CHINAGE ou CHEMAGE. Terme de Coutumes. Droit qui se paye à raison des charrettes qui passent dans les bois. Chinargium.

☞ CHINEA. Grande & agréable vallée, dans le Diocèse de Lima au Pérou, assez près de celle de Lunaguana.

☞ CHINCHEN. Ville de la Chine dans la Province de Huquang, sur les frontières de celle de Quanton.

☞ CHINCHIAN ou CHINKIANG. Ville de la Chine, cinquième métropole de la Province de Junnan, son département comprend vinq villes : sous le 24e degré 19’ de latitude, elle est de 14d 4’ plus occidentale que Peking.

Chinchian ou Chinkiang. Ville de la Chine, sicième métropole de la Province de Kianguan ou Nanquin, sous le 32d 49’ & de 2d 28’ plus orientale que Peking.

CHINCHILLA. s. m. Petit animal qui se trouve dans le Pérou. On estime fort son poil, qui est fin & poli. Il est de la grosseur d’un écureuil.

☞ CHINCHINTALAS. Province de la Tartarie entre celles de Camul & de Suchur. On trouve dans une montagne de cette Province un minéral singulier, qu’on appelle Salamandre, & dont on fait du linge qui se conserve dans le feu, comme le lézard appelé salamandre, suivant l’opinion mal fondée de quelques Naturalistes. Voyez Salamandre.

CHINE. Grand Royaume de l’Asie, qui occupe la région la plus orientale de notre continent. Sina, Sinarum regio, China. La Chine, selon le P. Le Comte, dans ses nouveaux Mémoires, T. I, p. 36, s’étend du Sud au Nord depuis le 23e degré jusqu’au 4e. C’est 18 degrés, qui font 450 lieues communes. Son étendue d’Orient en Occident n’est guère moindre. D’ailleurs la Chine est presque ronde, de sorte qu’elle a près de quatorze cens lieues de tour. Ces mesures sont justes, dit ce Pere, & fondées sur des observations exactes. Au reste, on ne comprend point dans ce que nous venons de dire plusieurs Îles de la Chine, qui seules feroient un grand Empire, ni le Leauton, qui est hors de la grande muraille. Pour la Corée, le Tunquin & Siam, ils doivent à la vérité un tribut réglé à l’Empereur, qui outre cela en nomme les Rois, ou les approuve, quand ils prennent possession de la couronne ; mais néanmoins tous ces Etats ont leur gouvernement particulier, & sont très-différens de la Chine. Abulpharage, dans sa première Dynastie, compte les Chinois parmi les six premières nations du monde. Il les appelle Sin, & dit qu’ils habitent le plus Oriental de la terre habitable, & qu’ils s’étendent depuis la ligne équinoctiale, jusqu’au dernier des sept climats vers le Septentrion ; il ajoute qu’ils surpassent toutes les autres nations dans les Arts méchaniques & la Peinture. Telle est l’idée qu’on en avoit en Orient dans le XIIIe siècle qu’Abulpharage écrivoit.

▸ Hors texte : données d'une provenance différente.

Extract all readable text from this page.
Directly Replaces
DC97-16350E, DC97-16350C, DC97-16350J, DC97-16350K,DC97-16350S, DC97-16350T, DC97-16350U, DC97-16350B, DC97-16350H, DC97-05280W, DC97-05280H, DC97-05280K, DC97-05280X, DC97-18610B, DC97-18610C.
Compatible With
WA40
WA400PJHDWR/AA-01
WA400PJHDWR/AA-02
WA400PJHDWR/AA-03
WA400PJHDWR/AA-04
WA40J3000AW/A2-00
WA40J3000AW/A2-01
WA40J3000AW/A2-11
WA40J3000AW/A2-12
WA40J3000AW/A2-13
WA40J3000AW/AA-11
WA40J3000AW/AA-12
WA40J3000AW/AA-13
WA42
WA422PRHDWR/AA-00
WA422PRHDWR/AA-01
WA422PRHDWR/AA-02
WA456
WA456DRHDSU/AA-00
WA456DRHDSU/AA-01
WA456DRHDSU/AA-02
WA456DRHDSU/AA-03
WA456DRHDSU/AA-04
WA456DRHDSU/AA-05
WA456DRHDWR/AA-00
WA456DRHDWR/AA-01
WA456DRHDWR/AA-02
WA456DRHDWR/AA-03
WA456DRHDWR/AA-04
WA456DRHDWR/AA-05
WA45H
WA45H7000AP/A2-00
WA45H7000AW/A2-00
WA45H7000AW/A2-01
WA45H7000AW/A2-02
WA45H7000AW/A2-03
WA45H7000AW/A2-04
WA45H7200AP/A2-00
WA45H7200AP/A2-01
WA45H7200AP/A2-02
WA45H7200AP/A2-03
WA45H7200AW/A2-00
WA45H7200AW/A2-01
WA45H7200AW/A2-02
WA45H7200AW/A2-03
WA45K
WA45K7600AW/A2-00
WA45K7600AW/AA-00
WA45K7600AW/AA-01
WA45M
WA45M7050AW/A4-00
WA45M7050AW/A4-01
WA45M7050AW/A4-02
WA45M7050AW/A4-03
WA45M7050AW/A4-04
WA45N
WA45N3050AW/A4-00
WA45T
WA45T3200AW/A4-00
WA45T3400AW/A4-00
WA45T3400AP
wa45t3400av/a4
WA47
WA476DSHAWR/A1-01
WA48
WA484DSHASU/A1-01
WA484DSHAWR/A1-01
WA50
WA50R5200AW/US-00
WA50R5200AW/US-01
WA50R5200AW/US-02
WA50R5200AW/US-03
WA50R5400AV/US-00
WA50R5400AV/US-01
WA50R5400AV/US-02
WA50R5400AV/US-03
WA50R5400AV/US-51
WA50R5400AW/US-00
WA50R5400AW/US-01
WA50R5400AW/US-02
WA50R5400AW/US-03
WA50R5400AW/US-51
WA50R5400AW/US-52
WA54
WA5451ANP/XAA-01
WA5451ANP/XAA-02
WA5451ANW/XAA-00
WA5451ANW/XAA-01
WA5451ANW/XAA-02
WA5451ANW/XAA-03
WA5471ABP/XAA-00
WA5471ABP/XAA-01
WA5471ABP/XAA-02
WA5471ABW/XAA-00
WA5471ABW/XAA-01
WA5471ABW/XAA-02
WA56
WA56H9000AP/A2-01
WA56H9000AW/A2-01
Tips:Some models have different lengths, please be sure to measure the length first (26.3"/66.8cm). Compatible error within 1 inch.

La Chine est si bien cultivée par l’industrie & le travail de ses habitans, qui ont applani toutes les campagnes, converti des montagnes mêmes en plaines, par les terrasses qu’ils t ont faites jusqu’au haut, comme en amphithéâtre, par les canaux qu’ils ont conduit dans toutes les Provinces ; qu’il n’y a presque pas un pouce de terre inutile, & que les campagnes ressemblent à des jardins. D’ailleurs, outre que la Chine produit tous nos fruits d’Europe, à la réserve des amandes, elle e a beaucoup d’autres que nous ne connoissons point en ce pays-ci. Malgré tout cela, la terre suffit à peine à la nourriture de ses habitans, tant elle est peupéle, & les peres & meres exposent tous les jours une infinité d’enfans, après qu’ils sont venus au monde, parce qu’ils ne pourroient les nourrir.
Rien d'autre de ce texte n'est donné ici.